Friday, January 23, 2009


In the spirit of January, let's first take a look back, and then see what the upcoming year promises.

Responses to my last post reinforced for me the idea that illustrating the principles of wait time management with examples from everyday life may be a powerful way to engage people in tackling similar problems in health care.

My experience in an airline's check-in queue led me to conclude that organizations sometimes make the conscious choice to give their clients bad experiences. The words that an organization's leaders and employees choose when communicating with clients can reinforce this dysfunction. When a clerk tells a customer, We can't do that, “can't” suggests the customer's request is a physical impossibility, something not only unreasonable, but fantastical.

When the response is We don't do that, the clerk retreats behind the corporate mantle. What you're asking is possible, but it's not part of our culture.

What's the honest phrase? Which words acknowledge the conscious choices service providers make? We won't do that. Or, even better, I won't do that. My organization chooses not to provide the service you're requesting. (Of course, this may be a completely reasonable statement for an employee to make, i.e., don't pull up to the Tim Horton's drive-through window and demand an oil change). Won't makes the individual and organization take responsibility for their action/inaction.

Here's my idea for a (snarky) T-shirt logo, suitable to be worn anytime you're at risk of receiving poor service:


At least be honest with me!

Looking back at our 3rd NAA gives me mixed feelings. It's nice to see that we broke the back of that alarming, late-2008, upward climb. But maybe our efforts don't deserve the credit. Considering that we saw the same trend at the end of 2007, perhaps this is the natural annual rhythm of our practice. Maybe we've been taking credit for wait time changes that have been going on for years! That's a sobering thought.

This undertaking began as an Advanced Access project with a specific wait time target and completion date (which then migrated with experience), but it's shifted to a broader Clinical Practice Redesign enterprise in which we're trying to improve many aspects of our practice. As such, while we still want to shorten our wait times, we no longer have all my eggs in the 3rd NAA basket. And so, on to my New Year's resolutions...

I've stacked the odds of success in my favor. The 2 projects are bite-sized, and I'm making my resolutions public. Transparency is a great motivator. Last year, I posted my resolution on Plain Brown Wrapper, and I've been very consistent with that promise. (Even though it's a new year, you can still feel free to call me on it, if you spot me reneging on last year's resolution.)

First, I want to build on a previously successful initiative – streamlining patients' evaluation for microhematuria. Patients with this condition only require one urology visit. All necessary information (history, lab tests, radiology results) should be available to the urologist, who can then perform the cystoscopy (the only “specialist” part of the assessment), and summarize all the result for the patient. A “pre-cystoscopy” office visit, to ask about their medical history, doesn't give our patients good value. A single consultation should be our practice standard.

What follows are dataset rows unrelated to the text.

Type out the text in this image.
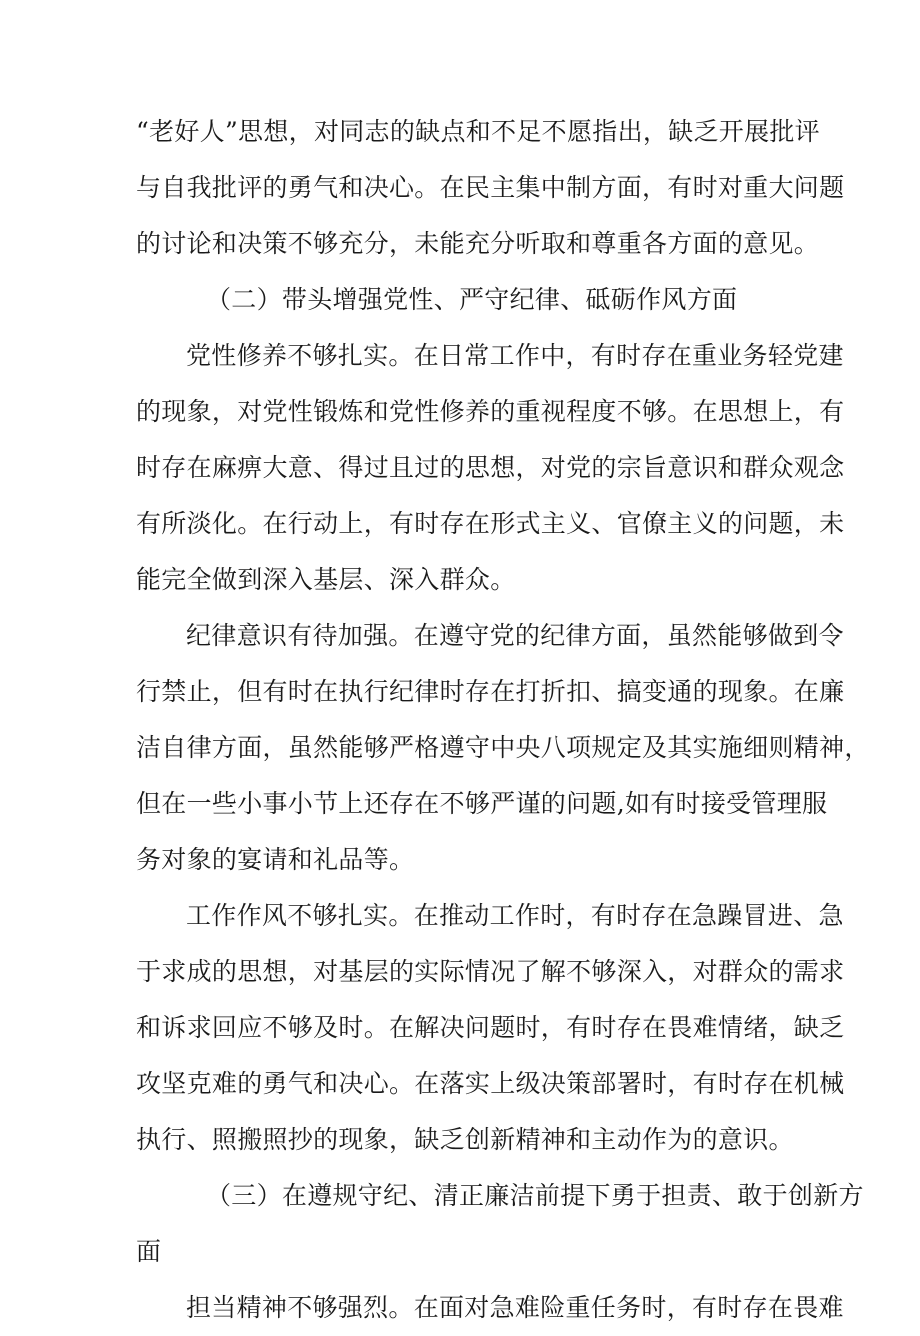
“老好人”思想，对同志的缺点和不足不愿指出，缺乏开展批评
与自我批评的勇气和决心。在民主集中制方面，有时对重大问题
的讨论和决策不够充分，未能充分听取和尊重各方面的意见。
（二）带头增强党性、严守纪律、砥砺作风方面
党性修养不够扎实。在日常工作中，有时存在重业务轻党建
的现象，对党性锻炼和党性修养的重视程度不够。在思想上，有
时存在麻痹大意、得过且过的思想，对党的宗旨意识和群众观念
有所淡化。在行动上，有时存在形式主义、官僚主义的问题，未
能完全做到深入基层、深入群众。
纪律意识有待加强。在遵守党的纪律方面，虽然能够做到令
行禁止，但有时在执行纪律时存在打折扣、搞变通的现象。在廉
洁自律方面，虽然能够严格遵守中央八项规定及其实施细则精神，
但在一些小事小节上还存在不够严谨的问题,如有时接受管理服
务对象的宴请和礼品等。
工作作风不够扎实。在推动工作时，有时存在急躁冒进、急
于求成的思想，对基层的实际情况了解不够深入，对群众的需求
和诉求回应不够及时。在解决问题时，有时存在畏难情绪，缺乏
攻坚克难的勇气和决心。在落实上级决策部署时，有时存在机械
执行、照搬照抄的现象，缺乏创新精神和主动作为的意识。
（三）在遵规守纪、清正廉洁前提下勇于担责、敢于创新方
面
担当精神不够强烈。在面对急难险重任务时，有时存在畏难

Second, I want to use my time with patients more productively, rather than asking them to regurgitate their past medical history, medications, allergies, etc. Of course, a universal electronic medical record would obviate that, as would consistent transmission of a comprehensive patient profile from all referring physicians. But, I don't think either of those is going to happen anytime soon. I checked Plain Brown Wrapper's archives and found I'd made plans to solve this problem last year and haven't followed up on it yet. So much for the exhortative powers of transparency! (The post was in February, however, so not technically a New Year's resolution...) I'll have to keep in mind the comments “Joe Black” left on the blog post – very insightful.

Have a happy and transparent New Year!

1 comment:

  1. Originally posted by Sadie 01/26/09 2:00 PM

    Recently I had to refer a patient for investigation of hematuria. I recieved a letter back suggesting other investigations which could and should be done prior to the appointment with the specialist. I could and did arrange for those other investigations and forwarded all the data in once completed. When the patient questioned me about the tests and why I was asking them to have them done without even seeing the specialist I explained that we had received the request from them and the tests were requested so when they went in for their appointment they would not have to go through all of this again and would be able to get an answer sooner and for the specialist to have a better picture of the problem prior to their appointment. The patient was then very receptive to this and thankful that they would not have to be making many appointments to get these tests done and see the specialist again. This process recognizes that everyone’s time is important and valuable. I could provide/order the required investigations, the patient was able to have the investigations done closer to home and on a one day appointment schedule and then follow-up with the specialist with all the required data available to him/her to provide an accurate diagnosis for the hematuria. Perhaps all referrals to specialists could be configured to provide better and more efficient time management if this process was followed with other practices.